Table 1. Results of literature analysis

4 Conclusion and Outlook

In this study, general use cases that require an automated annotation approach have been presented. This underpins the relevance of such a research endeavor. Then a comprehensive overview on the state of the art in the literature was presented. A major result of this overview is that annotation is rarely automated. Even if it is suggested in the research works, no automation seems to be implemented. Also, rarely prototypes are shown. Regarding the semantics of annotation, context information is (apart from one work) almost never used.

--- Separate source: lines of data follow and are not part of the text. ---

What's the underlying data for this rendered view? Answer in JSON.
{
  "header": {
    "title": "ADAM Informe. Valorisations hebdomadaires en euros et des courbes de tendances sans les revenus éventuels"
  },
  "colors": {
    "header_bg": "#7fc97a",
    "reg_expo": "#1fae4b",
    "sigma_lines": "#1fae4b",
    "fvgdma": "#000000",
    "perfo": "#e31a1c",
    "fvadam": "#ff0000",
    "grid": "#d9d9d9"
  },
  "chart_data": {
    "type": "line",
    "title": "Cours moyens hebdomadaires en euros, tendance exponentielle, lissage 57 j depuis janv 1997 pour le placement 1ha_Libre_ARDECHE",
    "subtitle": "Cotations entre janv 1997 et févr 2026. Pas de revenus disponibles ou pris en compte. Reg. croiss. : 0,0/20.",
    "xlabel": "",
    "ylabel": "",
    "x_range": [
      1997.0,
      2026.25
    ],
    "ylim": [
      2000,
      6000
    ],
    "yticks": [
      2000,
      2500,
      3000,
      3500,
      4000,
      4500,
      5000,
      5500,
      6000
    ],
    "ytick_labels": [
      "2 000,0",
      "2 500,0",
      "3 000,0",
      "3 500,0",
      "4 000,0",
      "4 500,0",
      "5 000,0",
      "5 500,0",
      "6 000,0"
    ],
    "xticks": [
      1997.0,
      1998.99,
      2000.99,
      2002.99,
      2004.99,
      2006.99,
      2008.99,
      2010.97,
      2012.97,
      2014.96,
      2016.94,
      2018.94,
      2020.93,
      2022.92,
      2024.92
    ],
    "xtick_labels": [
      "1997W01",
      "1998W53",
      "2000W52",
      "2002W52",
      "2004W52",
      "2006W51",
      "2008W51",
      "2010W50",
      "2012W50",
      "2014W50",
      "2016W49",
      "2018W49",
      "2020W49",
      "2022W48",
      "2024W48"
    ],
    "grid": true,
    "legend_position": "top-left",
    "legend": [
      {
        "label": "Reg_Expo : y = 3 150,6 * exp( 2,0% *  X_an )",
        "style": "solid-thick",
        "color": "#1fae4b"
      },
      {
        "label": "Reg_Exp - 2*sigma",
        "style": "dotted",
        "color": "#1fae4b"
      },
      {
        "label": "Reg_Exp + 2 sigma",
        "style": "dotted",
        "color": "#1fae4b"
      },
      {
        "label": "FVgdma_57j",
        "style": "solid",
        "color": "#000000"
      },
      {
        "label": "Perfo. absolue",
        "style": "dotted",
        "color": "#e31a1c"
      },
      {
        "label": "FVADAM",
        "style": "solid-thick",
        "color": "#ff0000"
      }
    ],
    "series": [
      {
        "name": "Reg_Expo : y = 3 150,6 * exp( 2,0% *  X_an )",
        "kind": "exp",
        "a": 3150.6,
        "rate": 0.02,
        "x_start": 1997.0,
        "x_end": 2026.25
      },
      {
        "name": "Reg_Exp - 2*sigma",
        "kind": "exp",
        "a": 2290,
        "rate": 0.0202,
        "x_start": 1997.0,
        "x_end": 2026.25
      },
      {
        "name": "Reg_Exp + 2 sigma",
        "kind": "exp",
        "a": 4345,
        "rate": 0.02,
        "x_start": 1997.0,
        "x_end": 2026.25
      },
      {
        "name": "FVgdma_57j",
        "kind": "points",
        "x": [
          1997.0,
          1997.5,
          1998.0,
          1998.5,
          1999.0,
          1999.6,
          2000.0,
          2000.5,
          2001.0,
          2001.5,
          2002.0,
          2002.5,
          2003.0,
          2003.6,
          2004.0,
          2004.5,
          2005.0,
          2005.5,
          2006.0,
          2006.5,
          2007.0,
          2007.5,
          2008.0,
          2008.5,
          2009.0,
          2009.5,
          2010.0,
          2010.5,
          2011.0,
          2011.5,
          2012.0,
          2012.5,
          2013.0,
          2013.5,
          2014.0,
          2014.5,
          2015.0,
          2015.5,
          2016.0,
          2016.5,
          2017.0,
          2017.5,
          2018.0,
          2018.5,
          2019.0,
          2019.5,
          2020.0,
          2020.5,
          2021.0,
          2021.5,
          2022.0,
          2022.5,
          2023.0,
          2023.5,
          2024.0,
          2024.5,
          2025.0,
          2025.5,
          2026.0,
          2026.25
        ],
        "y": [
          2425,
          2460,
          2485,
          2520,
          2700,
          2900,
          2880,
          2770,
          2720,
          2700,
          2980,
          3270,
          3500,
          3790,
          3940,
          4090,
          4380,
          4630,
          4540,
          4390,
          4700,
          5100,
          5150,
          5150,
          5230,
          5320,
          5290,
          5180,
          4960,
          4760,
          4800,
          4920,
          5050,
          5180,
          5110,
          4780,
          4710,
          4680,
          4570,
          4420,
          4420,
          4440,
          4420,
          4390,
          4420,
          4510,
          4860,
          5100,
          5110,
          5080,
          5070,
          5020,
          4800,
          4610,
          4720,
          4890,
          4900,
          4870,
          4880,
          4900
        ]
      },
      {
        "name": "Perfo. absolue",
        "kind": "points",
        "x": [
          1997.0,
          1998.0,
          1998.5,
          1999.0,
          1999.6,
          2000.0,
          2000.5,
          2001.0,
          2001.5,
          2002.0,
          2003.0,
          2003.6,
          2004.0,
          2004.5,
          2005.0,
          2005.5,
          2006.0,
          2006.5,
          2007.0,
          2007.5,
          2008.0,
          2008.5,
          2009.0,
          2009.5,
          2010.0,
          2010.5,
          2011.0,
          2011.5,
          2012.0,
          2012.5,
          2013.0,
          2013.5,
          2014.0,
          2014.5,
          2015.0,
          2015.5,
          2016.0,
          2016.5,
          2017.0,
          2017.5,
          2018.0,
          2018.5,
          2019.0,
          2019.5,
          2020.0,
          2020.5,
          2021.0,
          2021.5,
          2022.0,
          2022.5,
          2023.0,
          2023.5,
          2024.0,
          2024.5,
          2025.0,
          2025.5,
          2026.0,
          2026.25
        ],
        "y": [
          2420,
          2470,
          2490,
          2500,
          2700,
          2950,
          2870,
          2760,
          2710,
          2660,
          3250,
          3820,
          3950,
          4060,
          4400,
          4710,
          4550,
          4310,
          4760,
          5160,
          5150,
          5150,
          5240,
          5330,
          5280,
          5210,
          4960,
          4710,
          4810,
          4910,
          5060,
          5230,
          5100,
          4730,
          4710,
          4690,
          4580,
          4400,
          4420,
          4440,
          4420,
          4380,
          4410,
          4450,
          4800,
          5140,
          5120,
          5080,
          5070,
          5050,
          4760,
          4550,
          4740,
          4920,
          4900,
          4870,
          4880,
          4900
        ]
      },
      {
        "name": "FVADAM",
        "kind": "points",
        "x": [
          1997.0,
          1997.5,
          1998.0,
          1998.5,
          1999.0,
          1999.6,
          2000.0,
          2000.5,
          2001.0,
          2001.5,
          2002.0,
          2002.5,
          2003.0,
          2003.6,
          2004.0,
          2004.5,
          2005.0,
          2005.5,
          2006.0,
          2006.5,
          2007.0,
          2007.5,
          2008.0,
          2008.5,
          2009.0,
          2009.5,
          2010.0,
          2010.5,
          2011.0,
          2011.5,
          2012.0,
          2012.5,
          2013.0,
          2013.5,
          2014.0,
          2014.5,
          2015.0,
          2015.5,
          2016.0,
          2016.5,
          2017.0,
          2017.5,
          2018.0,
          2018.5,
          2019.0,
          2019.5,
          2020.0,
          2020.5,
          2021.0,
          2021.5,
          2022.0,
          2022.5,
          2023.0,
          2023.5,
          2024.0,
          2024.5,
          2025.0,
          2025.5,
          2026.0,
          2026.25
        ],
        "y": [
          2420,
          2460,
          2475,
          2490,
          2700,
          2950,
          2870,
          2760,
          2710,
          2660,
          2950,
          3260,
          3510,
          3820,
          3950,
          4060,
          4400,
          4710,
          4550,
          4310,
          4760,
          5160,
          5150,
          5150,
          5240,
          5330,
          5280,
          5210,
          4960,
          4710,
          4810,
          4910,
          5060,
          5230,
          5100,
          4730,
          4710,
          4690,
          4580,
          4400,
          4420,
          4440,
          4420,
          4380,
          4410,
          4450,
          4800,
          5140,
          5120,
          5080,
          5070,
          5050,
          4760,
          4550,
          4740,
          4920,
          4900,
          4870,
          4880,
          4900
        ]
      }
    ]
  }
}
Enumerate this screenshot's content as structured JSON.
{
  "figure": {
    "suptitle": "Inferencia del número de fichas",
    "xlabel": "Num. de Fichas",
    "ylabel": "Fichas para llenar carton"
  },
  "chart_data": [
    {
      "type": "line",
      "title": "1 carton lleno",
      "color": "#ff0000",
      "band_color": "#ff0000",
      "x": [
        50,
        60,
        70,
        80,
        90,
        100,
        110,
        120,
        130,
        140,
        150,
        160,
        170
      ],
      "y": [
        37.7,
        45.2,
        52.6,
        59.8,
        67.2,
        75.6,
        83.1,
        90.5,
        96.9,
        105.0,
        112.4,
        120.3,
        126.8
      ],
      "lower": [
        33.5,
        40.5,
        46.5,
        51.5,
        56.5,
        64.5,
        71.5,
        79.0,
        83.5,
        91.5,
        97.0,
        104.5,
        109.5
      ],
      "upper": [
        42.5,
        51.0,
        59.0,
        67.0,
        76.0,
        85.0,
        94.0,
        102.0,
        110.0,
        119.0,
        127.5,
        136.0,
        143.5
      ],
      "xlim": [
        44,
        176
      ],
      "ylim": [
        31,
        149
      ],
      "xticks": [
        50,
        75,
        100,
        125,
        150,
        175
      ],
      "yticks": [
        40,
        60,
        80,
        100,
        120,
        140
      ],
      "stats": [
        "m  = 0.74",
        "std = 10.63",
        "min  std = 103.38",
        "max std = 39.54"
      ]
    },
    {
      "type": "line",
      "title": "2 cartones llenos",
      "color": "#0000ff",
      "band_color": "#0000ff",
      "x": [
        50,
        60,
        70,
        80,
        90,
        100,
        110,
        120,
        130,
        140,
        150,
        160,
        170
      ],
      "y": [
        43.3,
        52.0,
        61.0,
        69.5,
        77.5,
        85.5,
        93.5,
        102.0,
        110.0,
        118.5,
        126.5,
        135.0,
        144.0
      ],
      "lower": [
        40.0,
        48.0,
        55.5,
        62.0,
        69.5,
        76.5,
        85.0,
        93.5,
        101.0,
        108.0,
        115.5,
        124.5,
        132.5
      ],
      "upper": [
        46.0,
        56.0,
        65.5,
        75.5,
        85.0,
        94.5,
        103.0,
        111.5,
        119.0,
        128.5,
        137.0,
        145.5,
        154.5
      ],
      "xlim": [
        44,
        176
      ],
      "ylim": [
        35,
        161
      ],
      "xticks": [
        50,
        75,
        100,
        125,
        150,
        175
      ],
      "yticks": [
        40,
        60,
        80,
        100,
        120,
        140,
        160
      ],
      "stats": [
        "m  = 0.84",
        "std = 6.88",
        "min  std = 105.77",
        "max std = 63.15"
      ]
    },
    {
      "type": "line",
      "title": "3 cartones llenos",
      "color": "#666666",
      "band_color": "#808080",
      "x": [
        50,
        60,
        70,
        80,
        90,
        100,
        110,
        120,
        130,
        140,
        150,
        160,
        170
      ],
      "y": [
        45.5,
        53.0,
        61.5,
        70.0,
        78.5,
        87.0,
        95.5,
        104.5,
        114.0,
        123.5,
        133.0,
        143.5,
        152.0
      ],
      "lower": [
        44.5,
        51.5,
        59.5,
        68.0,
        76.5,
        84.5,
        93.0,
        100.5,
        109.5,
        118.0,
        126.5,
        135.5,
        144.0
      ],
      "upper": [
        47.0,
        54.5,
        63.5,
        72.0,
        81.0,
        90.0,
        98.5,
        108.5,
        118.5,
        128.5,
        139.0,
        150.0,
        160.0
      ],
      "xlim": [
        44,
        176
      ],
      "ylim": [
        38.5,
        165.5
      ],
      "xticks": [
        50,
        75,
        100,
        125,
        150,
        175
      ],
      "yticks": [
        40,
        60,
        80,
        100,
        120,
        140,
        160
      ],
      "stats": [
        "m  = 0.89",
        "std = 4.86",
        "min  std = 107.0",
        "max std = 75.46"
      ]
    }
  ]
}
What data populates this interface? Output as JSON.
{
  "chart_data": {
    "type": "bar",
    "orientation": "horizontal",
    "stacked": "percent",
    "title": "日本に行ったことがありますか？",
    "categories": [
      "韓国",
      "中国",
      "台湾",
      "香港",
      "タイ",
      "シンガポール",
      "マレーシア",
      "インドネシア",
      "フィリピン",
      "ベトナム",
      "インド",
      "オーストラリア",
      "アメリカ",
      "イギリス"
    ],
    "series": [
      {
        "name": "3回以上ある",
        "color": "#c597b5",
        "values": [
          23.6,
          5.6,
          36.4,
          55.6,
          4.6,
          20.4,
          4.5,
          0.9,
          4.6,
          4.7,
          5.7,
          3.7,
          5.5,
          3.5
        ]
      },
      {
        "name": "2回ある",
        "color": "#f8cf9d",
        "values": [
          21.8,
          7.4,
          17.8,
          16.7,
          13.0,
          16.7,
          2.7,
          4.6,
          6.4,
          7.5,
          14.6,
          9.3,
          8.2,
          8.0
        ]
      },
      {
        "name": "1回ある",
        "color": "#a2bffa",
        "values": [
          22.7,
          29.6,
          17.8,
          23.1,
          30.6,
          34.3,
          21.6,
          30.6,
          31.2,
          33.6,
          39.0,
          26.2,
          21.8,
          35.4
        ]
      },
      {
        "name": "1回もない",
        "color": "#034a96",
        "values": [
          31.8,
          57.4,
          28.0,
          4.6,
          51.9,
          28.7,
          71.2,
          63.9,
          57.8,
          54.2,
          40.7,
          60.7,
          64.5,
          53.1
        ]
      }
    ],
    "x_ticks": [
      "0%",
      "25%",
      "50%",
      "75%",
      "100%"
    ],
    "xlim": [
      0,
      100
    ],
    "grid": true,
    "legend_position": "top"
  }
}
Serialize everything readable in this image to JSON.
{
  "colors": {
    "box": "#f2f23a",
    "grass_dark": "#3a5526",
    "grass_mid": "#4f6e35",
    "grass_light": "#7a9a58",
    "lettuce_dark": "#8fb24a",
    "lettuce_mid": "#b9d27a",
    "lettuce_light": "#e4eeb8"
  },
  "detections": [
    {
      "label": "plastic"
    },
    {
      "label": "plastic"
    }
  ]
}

This is a surprising research gap that exists even today – after almost one decade of research on semantic technologies applied to BPM that started with simple process model annotation proposals. Therefore, a research opportunity lies in developing (semi-)automated annotation approaches in order to first leverage existing standards such as PCF (cf. the use cases in Sect. 2) and second to make use of the wealth of semantic technologies (e.g. for search and matching of models on the semantic level) when process models have automatically been annotated. All in all, this contribution may be a starting point for developing more sophisticated (semi-)automatic approaches capable of linking semi-formal process models with more formal knowledge representations. With this, new use cases are possible shifting the automated interpretation of process models to a new and more semantic level. This contribution should encourage research towards this goal.